Even when the supply is not broken, poor water pressure is a problem for many neighbours, she said.
Anna Gibberd, a mother of four, is a beautician who cannot work from her home at present due to virus restrictions.
She described the water outages as “an absolute nightmare” and spent about €30 on bottled water until the tankers arrived.
“It's literally like living in a third world country,” said Ms Gibberd.
Lizzie Nolan, a mother of one, said she has been complaining about poor water pressure in the village since 2007.
She said it was so bad that “when the toilet is flushed, the washing machine stops working”.

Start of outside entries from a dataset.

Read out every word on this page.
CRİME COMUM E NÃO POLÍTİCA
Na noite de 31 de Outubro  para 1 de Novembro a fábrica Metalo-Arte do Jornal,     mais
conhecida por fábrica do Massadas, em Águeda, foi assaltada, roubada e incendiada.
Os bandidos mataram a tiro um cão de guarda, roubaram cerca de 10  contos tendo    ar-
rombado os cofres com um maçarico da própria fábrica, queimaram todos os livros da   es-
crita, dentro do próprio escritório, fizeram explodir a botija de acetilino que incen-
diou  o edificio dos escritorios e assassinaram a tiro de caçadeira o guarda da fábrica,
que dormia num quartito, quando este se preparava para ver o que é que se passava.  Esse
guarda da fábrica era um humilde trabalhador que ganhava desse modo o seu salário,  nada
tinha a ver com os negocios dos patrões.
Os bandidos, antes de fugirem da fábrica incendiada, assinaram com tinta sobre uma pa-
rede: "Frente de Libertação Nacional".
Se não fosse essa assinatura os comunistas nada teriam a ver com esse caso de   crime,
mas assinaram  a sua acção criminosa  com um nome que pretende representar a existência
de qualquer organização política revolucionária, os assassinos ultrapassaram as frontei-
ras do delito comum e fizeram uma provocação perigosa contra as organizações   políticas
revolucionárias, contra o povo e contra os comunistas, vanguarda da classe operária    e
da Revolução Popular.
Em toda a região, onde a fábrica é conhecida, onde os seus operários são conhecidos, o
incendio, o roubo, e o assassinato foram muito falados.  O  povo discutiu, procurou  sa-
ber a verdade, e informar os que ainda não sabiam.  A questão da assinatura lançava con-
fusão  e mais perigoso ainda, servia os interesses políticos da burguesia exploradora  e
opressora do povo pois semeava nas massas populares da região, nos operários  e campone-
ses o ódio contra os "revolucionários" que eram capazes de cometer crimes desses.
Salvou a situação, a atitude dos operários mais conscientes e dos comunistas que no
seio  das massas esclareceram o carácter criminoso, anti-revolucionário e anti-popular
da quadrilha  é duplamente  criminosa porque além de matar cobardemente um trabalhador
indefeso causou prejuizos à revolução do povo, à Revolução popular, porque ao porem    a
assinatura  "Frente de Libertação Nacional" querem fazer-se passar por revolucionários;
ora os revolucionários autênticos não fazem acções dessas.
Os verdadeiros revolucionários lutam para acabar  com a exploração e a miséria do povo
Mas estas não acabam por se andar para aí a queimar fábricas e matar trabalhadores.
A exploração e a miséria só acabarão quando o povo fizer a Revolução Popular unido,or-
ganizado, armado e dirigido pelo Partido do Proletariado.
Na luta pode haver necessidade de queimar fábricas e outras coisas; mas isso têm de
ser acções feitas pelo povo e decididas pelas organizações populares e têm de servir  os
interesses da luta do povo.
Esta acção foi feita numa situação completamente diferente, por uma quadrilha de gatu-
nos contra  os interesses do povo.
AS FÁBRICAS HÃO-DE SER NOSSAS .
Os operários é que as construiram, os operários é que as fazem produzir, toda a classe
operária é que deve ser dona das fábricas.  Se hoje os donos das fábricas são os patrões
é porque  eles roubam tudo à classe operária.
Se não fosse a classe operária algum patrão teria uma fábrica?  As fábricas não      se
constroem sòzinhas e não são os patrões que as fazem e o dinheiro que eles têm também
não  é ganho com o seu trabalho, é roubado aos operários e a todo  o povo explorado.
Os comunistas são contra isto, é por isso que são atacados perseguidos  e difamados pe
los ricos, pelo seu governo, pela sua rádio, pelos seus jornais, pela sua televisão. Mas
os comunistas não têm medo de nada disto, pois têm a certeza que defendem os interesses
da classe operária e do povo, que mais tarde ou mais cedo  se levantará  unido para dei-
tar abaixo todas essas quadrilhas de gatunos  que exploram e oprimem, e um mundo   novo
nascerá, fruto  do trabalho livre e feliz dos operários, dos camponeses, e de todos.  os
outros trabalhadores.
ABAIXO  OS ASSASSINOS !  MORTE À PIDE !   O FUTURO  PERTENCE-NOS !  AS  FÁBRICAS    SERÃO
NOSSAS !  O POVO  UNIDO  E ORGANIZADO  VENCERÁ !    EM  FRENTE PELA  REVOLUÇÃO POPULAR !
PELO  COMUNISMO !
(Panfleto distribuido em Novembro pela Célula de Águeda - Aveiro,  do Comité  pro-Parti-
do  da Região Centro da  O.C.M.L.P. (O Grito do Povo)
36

Jenny Kiely, who runs The School Around The Corner preschool, said the situation is particularly difficult for her as children need to be washed, toilets flushed, and toys and equipment regularly cleaned because of Covid-19.
Other local councillors have also waded into Irish Water. “This has deprived people of a basic human right,” said Fine Gael councillor Kay Dawson, while Independent councillor Frank Roche said it was “an absolute disgrace".
Fine Gael councillor Noel McCarthy said ageing mains are also breaking in the nearby villages of Ballyhooly and Killavullen. “These are just some of more problems coming down the road,” said Mr McCarthy.
Water returned to Glanworth yesterday, but many are expecting more outages.
Irish Water said it was working to fix the situation and regrets the inconvenience caused.